Not everyone is rejoicing though.
In fact, some Mexicans are protesting the arrest of the country’s most notorious kingpin, who was ranked on Forbes list of most powerful people in the world five years in a row and considered the 10th richest person in Mexico. Millions of Mexicans idolize him – about 1,000 of them recently marched in a show of solidarity in his hometown of Sinaloa.
The pro-El Chapo marchers were a relatively small group. However, the economic frustrations are real, in a country where more than 45 percent of the population lives in poverty.
Despite the protests, El Chapo remains in custody in a high-security prison. He could face extradition to the United States and will most likely never be free again. But the battle against organized crime is not over yet. We may have to contend with the drug lord’s second coming.
In Sinaloa and across the country, an army of admirers are looking to follow in his path.

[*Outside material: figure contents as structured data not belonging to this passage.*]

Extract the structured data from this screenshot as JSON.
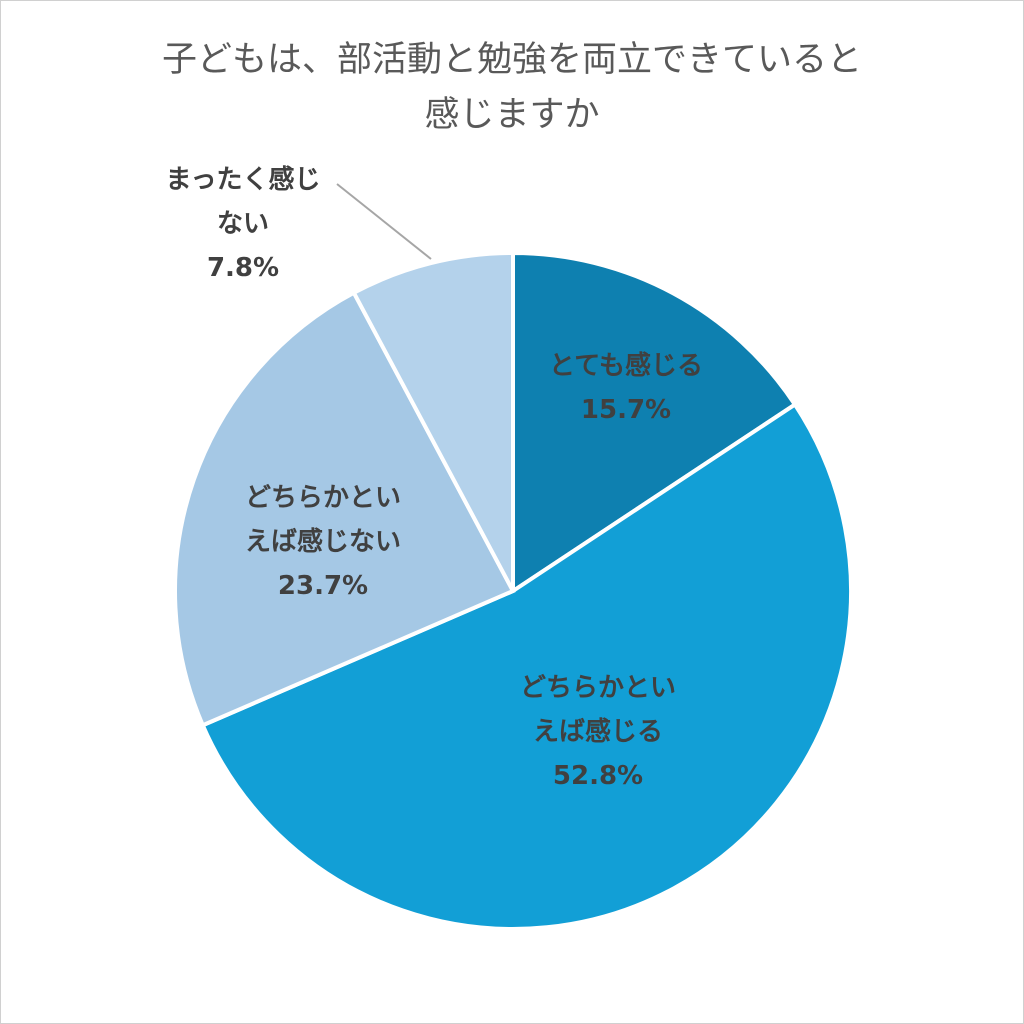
{
  "chart_data": {
    "type": "pie",
    "title": "子どもは、部活動と勉強を両立できていると感じますか",
    "categories": [
      "とても感じる",
      "どちらかといえば感じる",
      "どちらかといえば感じない",
      "まったく感じない"
    ],
    "values": [
      15.7,
      52.8,
      23.7,
      7.8
    ],
    "value_labels": [
      "15.7%",
      "52.8%",
      "23.7%",
      "7.8%"
    ],
    "colors": [
      "#0e80b0",
      "#129fd6",
      "#a5c8e5",
      "#b4d2eb"
    ]
  }
}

El Chapo’s supporters are not only passionate, many are also very young. Cartels in need of manpower easily pluck children and teenagers from the poverty they are desperate to escape. For years, many of these children had been enchanted by the ascent of El Chapo. Once recruited, they become just as elusive as their hero, thanks in part to Mexican laws that make it difficult to prosecute youth.

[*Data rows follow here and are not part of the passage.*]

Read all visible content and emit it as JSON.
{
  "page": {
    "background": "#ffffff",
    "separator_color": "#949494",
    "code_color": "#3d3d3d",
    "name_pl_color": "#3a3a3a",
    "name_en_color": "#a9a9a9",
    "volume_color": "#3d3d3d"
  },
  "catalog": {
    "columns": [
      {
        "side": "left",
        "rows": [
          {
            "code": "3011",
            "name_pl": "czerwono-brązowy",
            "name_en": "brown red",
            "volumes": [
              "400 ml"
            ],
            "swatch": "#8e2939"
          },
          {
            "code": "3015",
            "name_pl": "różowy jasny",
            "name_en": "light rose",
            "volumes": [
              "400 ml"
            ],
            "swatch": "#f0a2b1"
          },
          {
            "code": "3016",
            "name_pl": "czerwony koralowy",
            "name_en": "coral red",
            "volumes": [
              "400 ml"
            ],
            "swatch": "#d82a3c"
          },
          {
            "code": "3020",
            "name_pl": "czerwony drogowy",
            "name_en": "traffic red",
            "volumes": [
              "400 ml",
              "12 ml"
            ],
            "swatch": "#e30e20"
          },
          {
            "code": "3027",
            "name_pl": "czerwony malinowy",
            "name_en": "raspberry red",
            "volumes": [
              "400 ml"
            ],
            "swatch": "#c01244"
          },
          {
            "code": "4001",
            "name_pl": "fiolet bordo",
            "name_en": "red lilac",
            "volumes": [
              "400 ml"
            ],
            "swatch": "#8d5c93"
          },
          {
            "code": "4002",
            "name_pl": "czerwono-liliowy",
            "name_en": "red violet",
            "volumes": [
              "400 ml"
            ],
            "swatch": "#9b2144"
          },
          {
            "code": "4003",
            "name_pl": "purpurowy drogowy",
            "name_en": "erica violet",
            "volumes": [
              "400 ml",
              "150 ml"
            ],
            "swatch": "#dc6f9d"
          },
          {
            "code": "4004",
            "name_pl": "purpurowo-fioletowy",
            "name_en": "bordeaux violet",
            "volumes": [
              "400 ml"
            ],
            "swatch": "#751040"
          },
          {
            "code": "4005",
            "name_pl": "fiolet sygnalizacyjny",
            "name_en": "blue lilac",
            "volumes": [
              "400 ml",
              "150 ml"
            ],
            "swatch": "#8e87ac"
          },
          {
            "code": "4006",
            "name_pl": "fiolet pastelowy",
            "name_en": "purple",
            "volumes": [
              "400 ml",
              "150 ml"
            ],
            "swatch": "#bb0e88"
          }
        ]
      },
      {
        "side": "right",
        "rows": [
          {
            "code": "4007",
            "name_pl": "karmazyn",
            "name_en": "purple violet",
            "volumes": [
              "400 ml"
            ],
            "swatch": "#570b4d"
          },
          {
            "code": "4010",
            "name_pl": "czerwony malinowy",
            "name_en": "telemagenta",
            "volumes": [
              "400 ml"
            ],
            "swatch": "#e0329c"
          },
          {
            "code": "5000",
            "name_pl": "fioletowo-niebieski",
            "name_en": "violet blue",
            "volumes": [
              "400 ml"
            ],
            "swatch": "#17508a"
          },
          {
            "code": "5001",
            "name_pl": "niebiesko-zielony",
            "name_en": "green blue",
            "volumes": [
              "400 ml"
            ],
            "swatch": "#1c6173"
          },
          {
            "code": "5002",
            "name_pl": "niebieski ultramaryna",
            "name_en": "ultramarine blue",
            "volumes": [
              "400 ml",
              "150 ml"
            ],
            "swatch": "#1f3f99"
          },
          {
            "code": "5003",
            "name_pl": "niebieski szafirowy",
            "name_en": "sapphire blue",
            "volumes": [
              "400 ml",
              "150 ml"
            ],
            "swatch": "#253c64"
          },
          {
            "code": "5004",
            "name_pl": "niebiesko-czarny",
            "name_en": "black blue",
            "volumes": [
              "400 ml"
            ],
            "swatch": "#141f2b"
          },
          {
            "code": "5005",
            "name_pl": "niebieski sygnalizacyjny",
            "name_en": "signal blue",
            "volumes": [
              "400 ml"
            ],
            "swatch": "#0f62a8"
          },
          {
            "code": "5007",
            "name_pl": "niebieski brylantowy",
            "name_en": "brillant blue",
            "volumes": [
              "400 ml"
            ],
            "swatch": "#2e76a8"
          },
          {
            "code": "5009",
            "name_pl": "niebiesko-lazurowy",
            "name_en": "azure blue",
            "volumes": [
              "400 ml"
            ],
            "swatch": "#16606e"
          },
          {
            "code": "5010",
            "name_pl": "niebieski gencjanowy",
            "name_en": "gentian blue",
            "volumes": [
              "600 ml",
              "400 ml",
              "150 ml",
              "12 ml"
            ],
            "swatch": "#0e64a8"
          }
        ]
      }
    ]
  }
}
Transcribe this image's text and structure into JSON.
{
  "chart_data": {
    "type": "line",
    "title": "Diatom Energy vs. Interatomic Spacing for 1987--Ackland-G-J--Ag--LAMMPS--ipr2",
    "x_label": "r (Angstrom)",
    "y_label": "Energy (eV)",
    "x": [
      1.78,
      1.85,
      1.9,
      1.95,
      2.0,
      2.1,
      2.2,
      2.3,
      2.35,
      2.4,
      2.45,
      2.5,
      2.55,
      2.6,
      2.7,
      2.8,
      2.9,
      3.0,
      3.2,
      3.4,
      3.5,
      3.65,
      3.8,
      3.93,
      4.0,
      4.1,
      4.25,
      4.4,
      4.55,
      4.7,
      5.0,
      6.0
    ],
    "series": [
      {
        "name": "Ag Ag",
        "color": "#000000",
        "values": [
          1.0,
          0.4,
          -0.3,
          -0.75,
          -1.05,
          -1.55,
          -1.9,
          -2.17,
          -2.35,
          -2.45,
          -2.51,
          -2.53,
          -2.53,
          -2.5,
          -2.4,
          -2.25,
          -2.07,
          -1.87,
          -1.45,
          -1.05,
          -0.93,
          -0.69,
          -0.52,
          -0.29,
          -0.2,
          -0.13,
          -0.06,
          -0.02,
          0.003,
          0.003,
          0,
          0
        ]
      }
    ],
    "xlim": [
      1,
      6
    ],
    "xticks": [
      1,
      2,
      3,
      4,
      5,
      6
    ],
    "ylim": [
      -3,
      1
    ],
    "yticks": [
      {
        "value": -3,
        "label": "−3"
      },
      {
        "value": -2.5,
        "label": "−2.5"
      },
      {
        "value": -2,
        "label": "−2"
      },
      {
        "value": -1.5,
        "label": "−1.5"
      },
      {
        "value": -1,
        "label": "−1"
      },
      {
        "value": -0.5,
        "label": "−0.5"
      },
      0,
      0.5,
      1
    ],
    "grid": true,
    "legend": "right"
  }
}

There are no winners in bloody rivalries that co-opt kids. Since former President Felipe Calderón declared war on Mexican drug cartels in 2006, families on both sides of the nation’s border have been devastated by insecurity, extortion, and kidnapping, and more than 60,000 people had been killed by 2012. Inexperienced and expendable, junior narcos are among the mounting casualties.

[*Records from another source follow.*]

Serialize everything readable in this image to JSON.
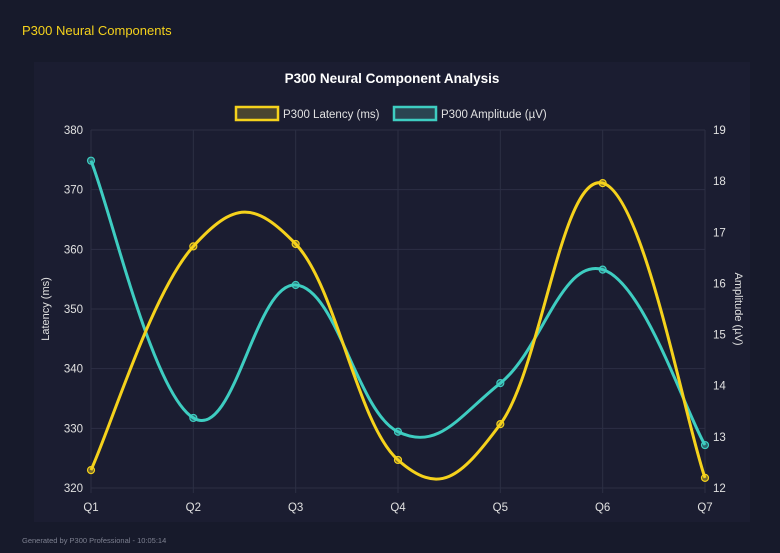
{
  "header": {
    "title": "P300 Neural Components"
  },
  "footer": {
    "text": "Generated by P300 Professional - 10:05:14"
  },
  "colors": {
    "latency": "#f5d21c",
    "amplitude": "#3ecdc1",
    "background": "#171a2b",
    "grid": "#2c2f44",
    "text": "#e0e0e0"
  },
  "chart_data": {
    "type": "line",
    "title": "P300 Neural Component Analysis",
    "categories": [
      "Q1",
      "Q2",
      "Q3",
      "Q4",
      "Q5",
      "Q6",
      "Q7"
    ],
    "series": [
      {
        "name": "P300 Latency (ms)",
        "axis": "left",
        "values": [
          323.0,
          360.5,
          360.9,
          324.7,
          330.7,
          371.1,
          321.7
        ]
      },
      {
        "name": "P300 Amplitude (µV)",
        "axis": "right",
        "values": [
          18.4,
          13.37,
          15.97,
          13.1,
          14.05,
          16.27,
          12.84
        ]
      }
    ],
    "ylabel_left": "Latency (ms)",
    "ylabel_right": "Amplitude (µV)",
    "ylim_left": [
      320,
      380
    ],
    "ylim_right": [
      12,
      19
    ],
    "yticks_left": [
      320,
      330,
      340,
      350,
      360,
      370,
      380
    ],
    "yticks_right": [
      12,
      13,
      14,
      15,
      16,
      17,
      18,
      19
    ],
    "grid": true,
    "legend": "top",
    "smooth": true
  }
}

Any time of the year can be a vulnerable one for Mexican children in resource-deprived communities. But one window in particular – after school lets out and before summer begins – leaves students especially susceptible to the call of the cartels.
That’s where we step in. We are the leaders of Mend, a U.C. Berkeley-based group of cognitive science, math, business, and humanities graduates and undergraduates of Mexican heritage.
Though we’ve been afforded opportunities across the border from the drug war, reminders of what Mexican youth face are never far away. With the support of the Clinton Global Initiative University, we are making a commitment to action to intervene in the heat of Mexico’s academic summer by introducing a free youth empowerment center in the central Mexican state of Aguascalientes.
The center, named !Adelante! (Spanish for “forward!”), will serve 25 recent middle-school graduates at risk of not continuing on to high school in Aguascalientes, whose border with Zacatecas is lined with gunfights and cartel-enforced roadblocks. We are working to create alternatives for disconnected youth in the area, hoping local mentors replace exploitative gang leaders, as we put tutoring centers and internship programs within reach of their idle hands.
We’ll be honest. We don’t see an end to the Mexican drug war coming anytime soon. But we do see opportunities to provide at-risk teenagers with a safe haven and positive influences. In Mexico, we can dismiss children as the problem or empower them as the solution. Engaging the younger generation is the only way to ensure that El Chapo is gone for good.
Cristian De Leon is a first generation Mexican-American student at the University of California, Berkeley and a participant in Clinton Global Initiative University 2014.